His attacker took his taxi on a circuitous, seven-minute ride through suburban neighbourhoods before abandoning the car in the parking lot of the An Clachan apartment complex on MacPherson Avenue, just off Van Order Drive.

The killer fled on foot and eluded police, who arrived soon after he parked, investigators have said.

The maze-like complex of three-storey apartment buildings houses mostly married, international students attending Queen's University. Several hundred students live there.

Attiya Alatery, a Libyan student who is completing a PhD at Queen's, said he did not see the knife, but saw police and building staff sealing off an area on the northeast side of the building.

"They brought out the yellow [tape]," Alatery said in an interview yesterday.

A fellow tenant explained to him that children found the object.

"He told me his son and other kids, they were playing in the area and they found the knife," said Alatery, who lives in the complex with his wife and two young children.

The building superintendent was notified and police were called. The knife was apparently covered with a pail or bucket to protect it from contamination, although a thunderstorm had soaked the city a day earlier.

The knife was found roughly 100 metres from the spot where Krick's taxi was abandoned and in an area not more than 10 or 15 metres from one of the main entrances to the apartment complex.
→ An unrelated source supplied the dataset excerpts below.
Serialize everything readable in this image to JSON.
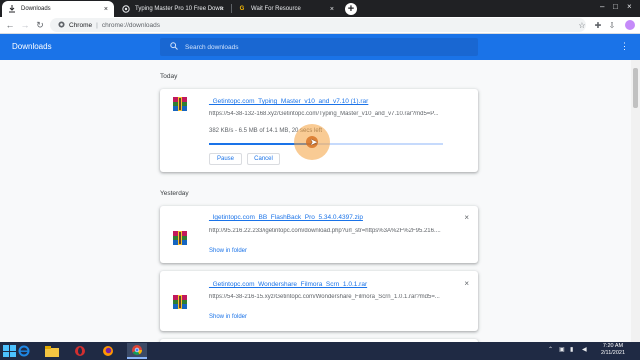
{
  "tabs": [
    {
      "title": "Downloads",
      "icon": "download-icon",
      "active": true
    },
    {
      "title": "Typing Master Pro 10 Free Down",
      "icon": "site-icon",
      "active": false
    },
    {
      "title": "Wait For Resource",
      "icon": "google-icon",
      "active": false
    }
  ],
  "omnibox": {
    "site": "Chrome",
    "separator": "|",
    "url": "chrome://downloads"
  },
  "header": {
    "title": "Downloads",
    "search_placeholder": "Search downloads"
  },
  "sections": [
    {
      "label": "Today",
      "items": [
        {
          "name": "_Getintopc.com_Typing_Master_v10_and_v7.10 (1).rar",
          "url": "https://54-38-132-168.xyz/Getintopc.com/Typing_Master_v10_and_v7.10.rar?md5=P...",
          "status": "382 KB/s - 6.5 MB of 14.1 MB, 20 secs left",
          "progress_fraction": 0.46,
          "actions": [
            "Pause",
            "Cancel"
          ]
        }
      ]
    },
    {
      "label": "Yesterday",
      "items": [
        {
          "name": "_Igetintopc.com_BB_FlashBack_Pro_5.34.0.4397.zip",
          "url": "http://95.216.22.233/igetintopc.com/download.php?url_str=https%3A%2F%2F95.216....",
          "link": "Show in folder"
        },
        {
          "name": "_Getintopc.com_Wondershare_Filmora_Scrn_1.0.1.rar",
          "url": "https://54-38-216-15.xyz/Getintopc.com/Wondershare_Filmora_Scrn_1.0.1.rar?md5=...",
          "link": "Show in folder"
        }
      ]
    }
  ],
  "taskbar": {
    "time": "7:20 AM",
    "date": "2/11/2021"
  },
  "colors": {
    "accent": "#1a73e8",
    "header": "#1a73e8",
    "taskbar": "#1f2a44"
  }
}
It was not hidden in bushes or long grass. The grassy area where it was found is part of a greenbelt that rings the apartments.

Police have said that the suspect was last seen running south through the complex, after abandoning Krick's taxi in the northeast corner of the parking lot that abuts MacPherson Avenue.
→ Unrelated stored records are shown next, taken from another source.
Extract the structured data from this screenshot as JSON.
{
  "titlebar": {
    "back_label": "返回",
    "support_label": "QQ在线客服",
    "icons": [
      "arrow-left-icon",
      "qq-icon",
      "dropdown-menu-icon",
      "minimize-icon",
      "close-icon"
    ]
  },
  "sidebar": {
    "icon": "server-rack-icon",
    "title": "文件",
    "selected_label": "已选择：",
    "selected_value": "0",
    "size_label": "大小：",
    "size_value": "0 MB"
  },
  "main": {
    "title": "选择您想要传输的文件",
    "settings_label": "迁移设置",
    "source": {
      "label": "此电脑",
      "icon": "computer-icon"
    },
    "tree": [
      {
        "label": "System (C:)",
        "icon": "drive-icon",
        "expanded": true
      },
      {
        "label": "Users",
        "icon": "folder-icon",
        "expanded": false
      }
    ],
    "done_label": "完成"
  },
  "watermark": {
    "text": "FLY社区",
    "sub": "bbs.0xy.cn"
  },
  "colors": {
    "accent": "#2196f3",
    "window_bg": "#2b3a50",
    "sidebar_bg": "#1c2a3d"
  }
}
That path would have taken the suspect toward the area where the knife was found.

The superintendent of the complex declined to be interviewed.

It's unclear why police have refused to disclose the discovery of the knife, since the finding is now well known among tenants of the apartments.
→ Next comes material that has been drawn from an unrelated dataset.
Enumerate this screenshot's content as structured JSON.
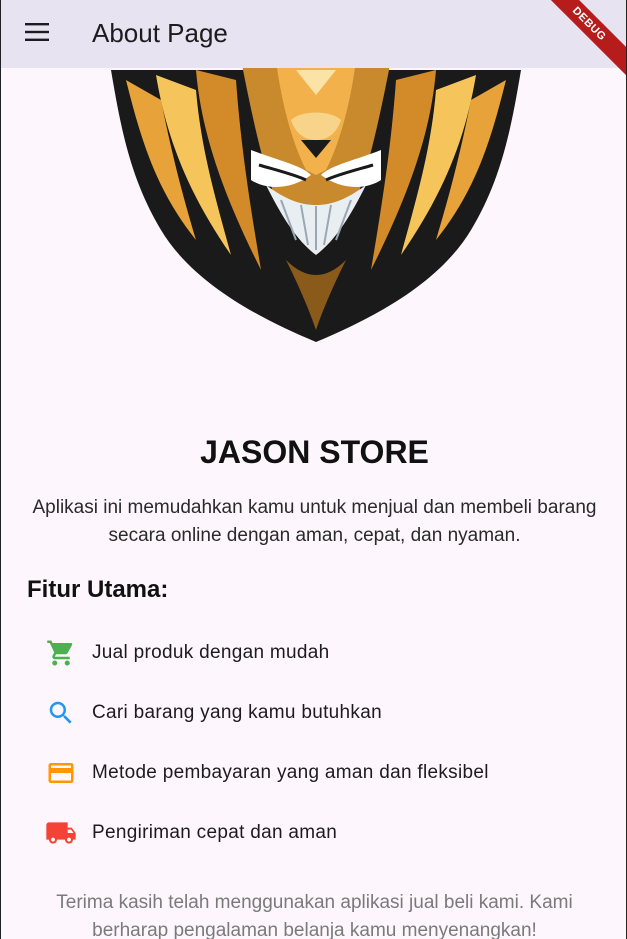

In murder probes, police usually withhold some information from the public that they believe is known only to the perpetrator, that can be used later to verify an account.

Alatery said all of the tenants received a letter from Queen's assuring them that the suspect is not believed to be a tenant of the buildings.

"[There's] nothing to be scared of," Alatery said they have been told.

The killing of Krick, 50, is believed to be the first slaying of a Kingston cab driver.

Police have said that they believe the killing was random, since the caller who asked for an Amey's taxi .did not request Krick.

Krick activated a silent alarm button at 6:45 a.m., nine minutes after he picked up the passenger on Wright Crescent.

The precise movements of his car were tracked by the Amey's dispatcher because all of the company's cars are equipped with global positioning units, a form of satellite tracking technology.

Police have released a general description of the suspect as a white male, aged 20 to 30, between five foot 10 and six foot two inches tall with a slim to medium build and short hair.